Hi guys,
Since I am a rookie in Affective Computing, I would like to know about the what type of video and audio features that can be extracted from the training videos.
Also how can I merge both the audio/video feature for a given video? Apart from this has Can Convolutional Neural Networks be used in this problem? If yes then how can we use it?
Thank you
Posted by: ayushrai @ May 18, 2016, 10:17 a.m.Dear Participant, for most of your questions the answer is "up to you" :) See some advices next:
Hi guys,
Since I am a rookie in Affective Computing, I would like to know about the what type of video and audio features that can be extracted from the training videos.
-Any state of the art features you consider relevant for this problem can be applied: face alignment and facial expression analysis, tracking, MFCC audio features, CNN features, etc... it is up to you to define the set of features you consider relevant or allow a CNN model to find and learn them (with or without a previous normalization of the image, such as face alignment...). Possibilities are huge, you should define your own one and win the rest of participants methods ;)
Also how can I merge both the audio/video feature for a given video? Apart from this has Can Convolutional Neural Networks be used in this problem?
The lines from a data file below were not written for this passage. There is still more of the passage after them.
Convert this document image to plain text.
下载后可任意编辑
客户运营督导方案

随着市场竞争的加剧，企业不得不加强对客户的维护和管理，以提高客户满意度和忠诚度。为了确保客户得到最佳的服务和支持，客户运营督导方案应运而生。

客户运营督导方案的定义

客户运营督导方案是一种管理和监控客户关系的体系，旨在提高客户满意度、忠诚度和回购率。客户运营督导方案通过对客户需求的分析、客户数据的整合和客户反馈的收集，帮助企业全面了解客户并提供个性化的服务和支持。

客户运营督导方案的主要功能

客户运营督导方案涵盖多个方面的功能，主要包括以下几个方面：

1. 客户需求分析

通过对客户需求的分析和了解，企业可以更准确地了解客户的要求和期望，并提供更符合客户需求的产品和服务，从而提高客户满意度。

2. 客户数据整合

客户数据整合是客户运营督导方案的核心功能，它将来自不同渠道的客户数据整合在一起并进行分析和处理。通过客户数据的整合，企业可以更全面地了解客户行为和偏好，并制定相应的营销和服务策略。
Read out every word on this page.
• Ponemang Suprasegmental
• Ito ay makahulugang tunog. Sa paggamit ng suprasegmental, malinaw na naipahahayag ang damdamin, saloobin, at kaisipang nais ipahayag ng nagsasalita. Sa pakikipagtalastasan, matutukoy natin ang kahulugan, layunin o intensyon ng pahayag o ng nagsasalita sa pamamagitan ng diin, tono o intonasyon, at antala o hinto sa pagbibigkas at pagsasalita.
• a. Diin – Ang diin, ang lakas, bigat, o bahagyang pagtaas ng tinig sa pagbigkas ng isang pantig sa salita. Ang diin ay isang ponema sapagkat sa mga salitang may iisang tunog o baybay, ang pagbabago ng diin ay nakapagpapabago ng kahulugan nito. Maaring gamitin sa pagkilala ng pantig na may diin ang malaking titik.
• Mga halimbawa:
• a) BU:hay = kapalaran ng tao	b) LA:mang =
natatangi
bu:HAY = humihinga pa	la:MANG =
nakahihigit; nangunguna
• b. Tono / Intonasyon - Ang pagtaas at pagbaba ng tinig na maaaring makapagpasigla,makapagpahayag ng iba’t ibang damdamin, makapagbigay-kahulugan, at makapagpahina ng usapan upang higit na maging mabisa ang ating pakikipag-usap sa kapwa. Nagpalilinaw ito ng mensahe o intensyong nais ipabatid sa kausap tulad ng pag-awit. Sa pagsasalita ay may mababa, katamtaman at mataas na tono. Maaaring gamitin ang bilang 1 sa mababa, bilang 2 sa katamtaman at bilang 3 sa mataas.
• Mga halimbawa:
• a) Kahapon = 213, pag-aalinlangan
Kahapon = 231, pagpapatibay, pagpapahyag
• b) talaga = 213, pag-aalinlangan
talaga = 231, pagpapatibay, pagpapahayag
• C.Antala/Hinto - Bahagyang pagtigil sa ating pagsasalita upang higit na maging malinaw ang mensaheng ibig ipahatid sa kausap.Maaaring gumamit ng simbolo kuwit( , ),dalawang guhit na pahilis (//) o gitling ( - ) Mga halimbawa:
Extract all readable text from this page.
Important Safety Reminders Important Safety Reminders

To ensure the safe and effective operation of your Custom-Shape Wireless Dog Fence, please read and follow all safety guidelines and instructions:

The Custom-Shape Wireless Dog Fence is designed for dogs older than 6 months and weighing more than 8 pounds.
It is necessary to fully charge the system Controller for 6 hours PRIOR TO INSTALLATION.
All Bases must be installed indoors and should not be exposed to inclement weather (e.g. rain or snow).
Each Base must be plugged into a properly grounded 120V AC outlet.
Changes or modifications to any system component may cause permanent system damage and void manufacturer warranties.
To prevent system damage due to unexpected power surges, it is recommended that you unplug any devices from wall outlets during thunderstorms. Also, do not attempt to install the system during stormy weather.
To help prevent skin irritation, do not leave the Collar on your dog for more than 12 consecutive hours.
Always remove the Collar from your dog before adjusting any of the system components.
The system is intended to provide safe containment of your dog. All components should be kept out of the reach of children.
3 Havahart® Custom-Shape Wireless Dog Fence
If yes then how can we use it?
-This is a huge question, the answer is yes you can/should fuse features (in an early or late fusion way) and by sure you can apply CNN here. Note that as an example you can visualize in an image audio features and synchronize them with video to be learnt by CNN. CNN has not been applied to this problem before given that these data and labels are quite novel. See an example of gesture recognition with audio-video CNN here:
http://arxiv.org/pdf/1501.00102v2.pdf
Have a nice competition
best
Alright thanks
Posted by: ayushrai @ May 19, 2016, 9:03 a.m.